Once again, I’m catching up with the last of the reviews for my Summer Reading Thing list. Website review tomorrow, and be sure to participate in the craft book club poll!
I bought Tower of Strength back in March, when I first met Annette Lyon (the author). It’s the latest of her series on books centered around the old LDS temples built in Utah.
In Tower of Strength, Tabitha married young, became pregnant almost immediately—and is widowed just two months after her wedding. She spends the next six years hundreds of miles away, building a life for herself and her son. When her hometown’s newspaper owner offers Tabitha the Sanpitch Sentinel, she decides to return home.
But things aren’t easy for her there.
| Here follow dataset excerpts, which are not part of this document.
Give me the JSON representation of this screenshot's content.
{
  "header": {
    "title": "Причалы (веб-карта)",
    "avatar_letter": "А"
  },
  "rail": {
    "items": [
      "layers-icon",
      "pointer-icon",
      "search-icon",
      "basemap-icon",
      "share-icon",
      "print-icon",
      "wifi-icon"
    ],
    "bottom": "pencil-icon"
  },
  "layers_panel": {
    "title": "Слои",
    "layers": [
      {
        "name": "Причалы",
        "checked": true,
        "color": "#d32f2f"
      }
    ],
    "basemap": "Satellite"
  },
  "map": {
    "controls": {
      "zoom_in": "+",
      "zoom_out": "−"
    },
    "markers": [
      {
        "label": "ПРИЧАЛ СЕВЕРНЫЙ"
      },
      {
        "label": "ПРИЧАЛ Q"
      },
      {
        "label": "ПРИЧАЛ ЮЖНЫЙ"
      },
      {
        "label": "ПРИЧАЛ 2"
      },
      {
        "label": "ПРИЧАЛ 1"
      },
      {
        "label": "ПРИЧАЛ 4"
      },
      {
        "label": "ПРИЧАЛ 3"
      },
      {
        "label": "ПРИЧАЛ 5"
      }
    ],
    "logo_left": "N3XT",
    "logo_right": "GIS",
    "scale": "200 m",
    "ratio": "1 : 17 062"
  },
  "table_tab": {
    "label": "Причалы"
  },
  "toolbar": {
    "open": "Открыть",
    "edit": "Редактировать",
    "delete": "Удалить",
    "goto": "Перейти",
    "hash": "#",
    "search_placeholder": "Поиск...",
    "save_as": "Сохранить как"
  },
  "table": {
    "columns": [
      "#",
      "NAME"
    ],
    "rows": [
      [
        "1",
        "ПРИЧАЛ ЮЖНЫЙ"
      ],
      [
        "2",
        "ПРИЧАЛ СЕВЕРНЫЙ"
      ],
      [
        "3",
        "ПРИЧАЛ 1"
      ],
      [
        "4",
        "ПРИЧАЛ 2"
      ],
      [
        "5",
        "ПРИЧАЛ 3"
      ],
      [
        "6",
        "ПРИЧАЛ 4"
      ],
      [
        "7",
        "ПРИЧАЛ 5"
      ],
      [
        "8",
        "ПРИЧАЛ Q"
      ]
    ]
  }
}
She has to see her bitter former mother-in-law regularly, she faces opposition to a woman owning the paper as well as the stories she’s printing, and she undertakes breaking a wild horse. Meanwhile, she develops feelings for the newly-widowed Samuel Barnett—but she struggles to let herself rely on anyone else after her first husband’s death left her abandoned. Samuel, too, has to work through his own problems as he learns a whole new trade with unpredictable animals—and finds himself falling in love only months after losing his beloved wife.
The characters in Tower of Strength are complex and well-rounded. I think the only thing that detracted for me in the book was the fact that I didn’t really “feel” like Samuel was English. He “sounded” just as Western as the other characters—though maybe if I’d read his passages in an English accent, he might have sounded more accurate 😉 . It could also be a time period thing.
What do you think? How many little speech patterns does it take to convey a character is from another culture? How much is too much?